Entre émotion et frissons, les tours humaines ont pris d’assaut les arènes
Classés au
patrimoine mondial immatériel de l'UNESCO, les «castells» - tours humaines de Catalogne
- sont un défi aux lois de la physique.
Ces constructions éphémères et fragiles voient hommes, femmes et enfants s’empiler
comme des briques jusqu'à plus de onze mètres. Le week-end dernier, les arènes de Tarragone
ont accueilli les 30 meilleures équipes de l’année pour le célèbre Concours de
Castells, l’équivalent du championnat du monde. Reportage photo.
Ils sont là par milliers. Vieux, jeunes et même enfants de cinq ans. Hommes et femmes, gamins et fillettes. Tous réunis dans l’immense arène de l’ancienne place de taureau de Tarragone, en Catalogne. Le Concours de Castells de Tarragone a 92 ans. A l’origine, ce n’était qu’un prétexte à rencontre des «colles castellers» - les équipes de châteaux . Mais aujourd’hui, le concours bisannuel est devenu un officieux championnat du monde, une incroyable attraction culturelle et touristique, véritable ode aux valeurs du peuple catalan.
Jusqu'à 10 étages
Le principe est simple: ériger la tour
humaine la plus haute et spectaculaire possible. Pour cela, les «castellers» se
tiennent sur les épaules les uns des autres et montent les niveaux, qui peuvent
atteindre jusqu'à 10 étages. En principe, c’est toujours un enfant muni d’un
casque qui grimpe à son sommet. Le «castell» est achevé quand celui-ci lève
un bras en l’air, mais il n’est validé que lorsque les participants sont
revenus à terre et qu’il n’y a plus de risque de chute.
Les «castells» se construisent au rythme d’une musique appelée «toc de castells» dont les participants suivent la mélodie pour coordonner leurs mouvements. Les tours se composent de trois parties. La «pinya», la base de la tour, un socle sur lequel repose tout le poids de la construction et dont le rôle consiste aussi à amortir les chutes. Le tronc, lui, fait office de colonne vertébrale, structure verticale qui fait la liaison entre la base et le sommet de la tour. Et finalement, le «pom de dalt» - pomme du haut – composé de jeunes femmes et d’enfants aussi agiles que des singes, capables de grimper le long des corps jusqu’au sommet .
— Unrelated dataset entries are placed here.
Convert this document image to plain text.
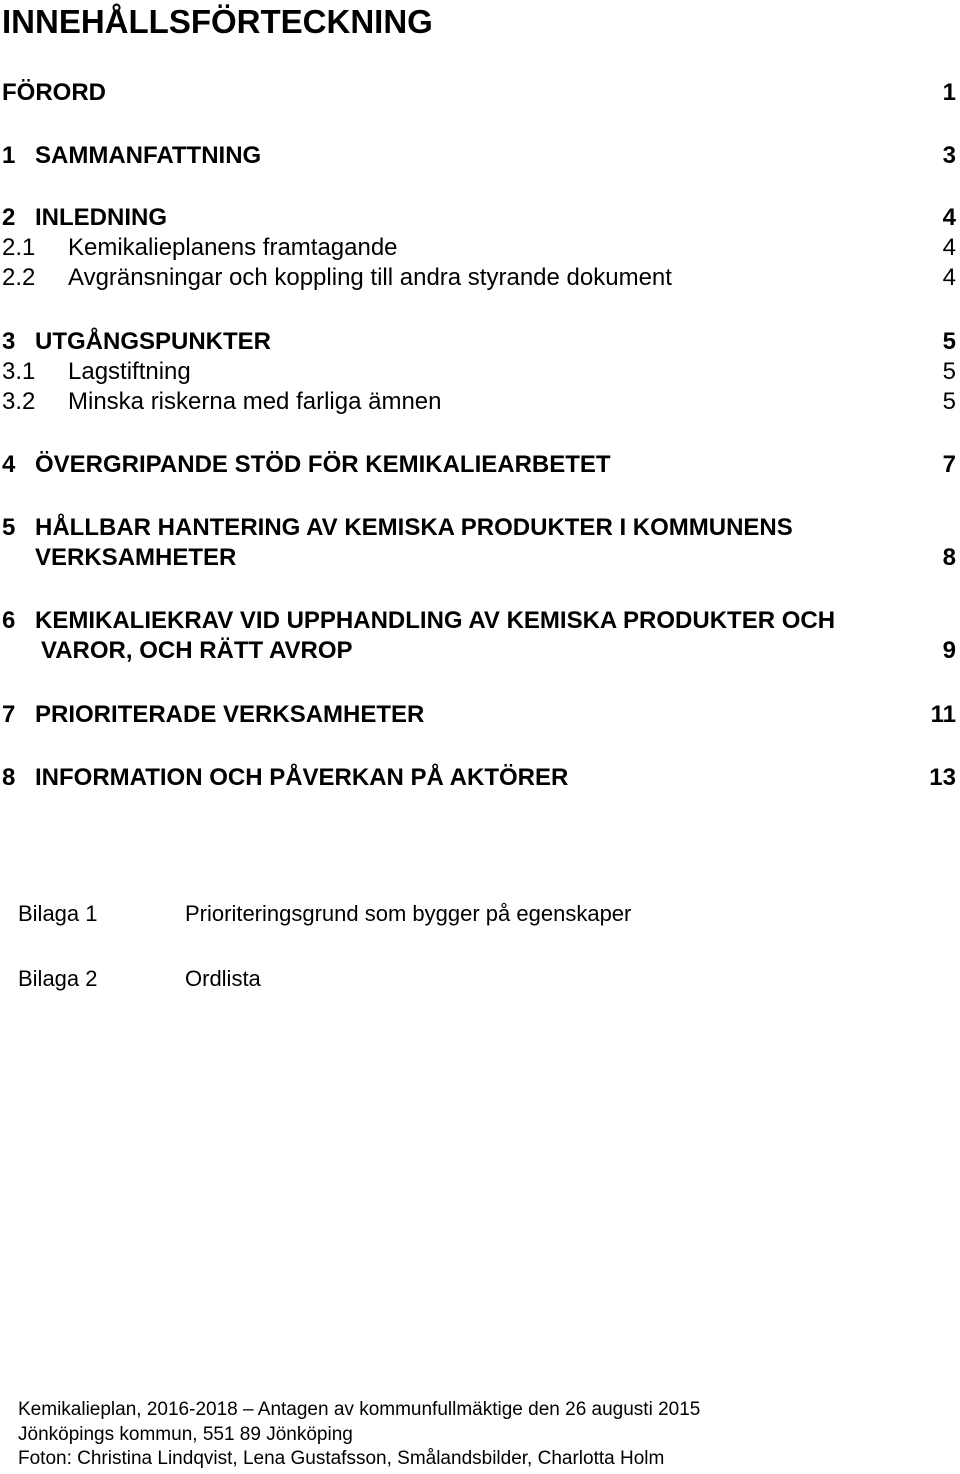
INNEHÅLLSFÖRTECKNING
FÖRORD	1
1 SAMMANFATTNING	3
2 INLEDNING	4
2.1 Kemikalieplanens framtagande	4
2.2 Avgränsningar och koppling till andra styrande dokument	4
3 UTGÅNGSPUNKTER	5
3.1 Lagstiftning	5
3.2 Minska riskerna med farliga ämnen	5
4 ÖVERGRIPANDE STÖD FÖR KEMIKALIEARBETET	7
5 HÅLLBAR HANTERING AV KEMISKA PRODUKTER I KOMMUNENS
VERKSAMHETER	8
6 KEMIKALIEKRAV VID UPPHANDLING AV KEMISKA PRODUKTER OCH
VAROR, OCH RÄTT AVROP	9
7 PRIORITERADE VERKSAMHETER	11
8 INFORMATION OCH PÅVERKAN PÅ AKTÖRER	13
Bilaga 1	Prioriteringsgrund som bygger på egenskaper
Bilaga 2	Ordlista
Kemikalieplan, 2016-2018 – Antagen av kommunfullmäktige den 26 augusti 2015
Jönköpings kommun, 551 89 Jönköping
Foton: Christina Lindqvist, Lena Gustafsson, Smålandsbilder, Charlotta Holm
Les structures sont notées en fonction du nombre de niveaux, mais aussi de leur complexité : la quantité de «castellers» qui compose chaque étage de la tour, la structure simple, double ou même enchâssée. On s’en doute, tout est savamment orchestré. Les équipes venues des quatre coins de Catalogne s’entraînent avec assiduité plusieurs fois par semaine.
Force et équilibre, ingéniosité et solidarité, confiance et dépassement de soi. Au-delà de la compétition et des rivalités amicales, le monde des «castells» met à l’honneur les valeurs de partage, de confiance et de persévérance. Car ces tours humaines sont bien plus qu’un spectacle, elles sont une manifestation des valeurs du peuple catalan, de sa culture et de son histoire.
Teambuilding
La valeur
collective et individuelle de cette tradition est si importante qu'aujourd'hui,
de nombreuses entreprises qui souhaitent motiver leurs employés avec des
activités de teambuilding et de coaching, réalisent des activités ou des
ateliers de «castells».
Il est très difficile d’obtenir des places pour assister au grand concours biennal pris d’assaut par les supporters, mais les «castells» accompagnent tous les temps forts du calendrier festif en Catalogne. Il est possible de les voir tout au long de l’année lors des grandes fêtes populaires ou religieuses. Souvent, les tours humaines sont alors érigées devant les balcons des hôtels de ville ou sur les parvis des églises, voire la cathédrale de Tarragone.
Pour la petite histoire, ce sont les archifavoris Castellers de Vilafranca qui ont remporté le concours. Ils ont déjà 13 victoires à leur actif, dont seulement deux défaites depuis 1996.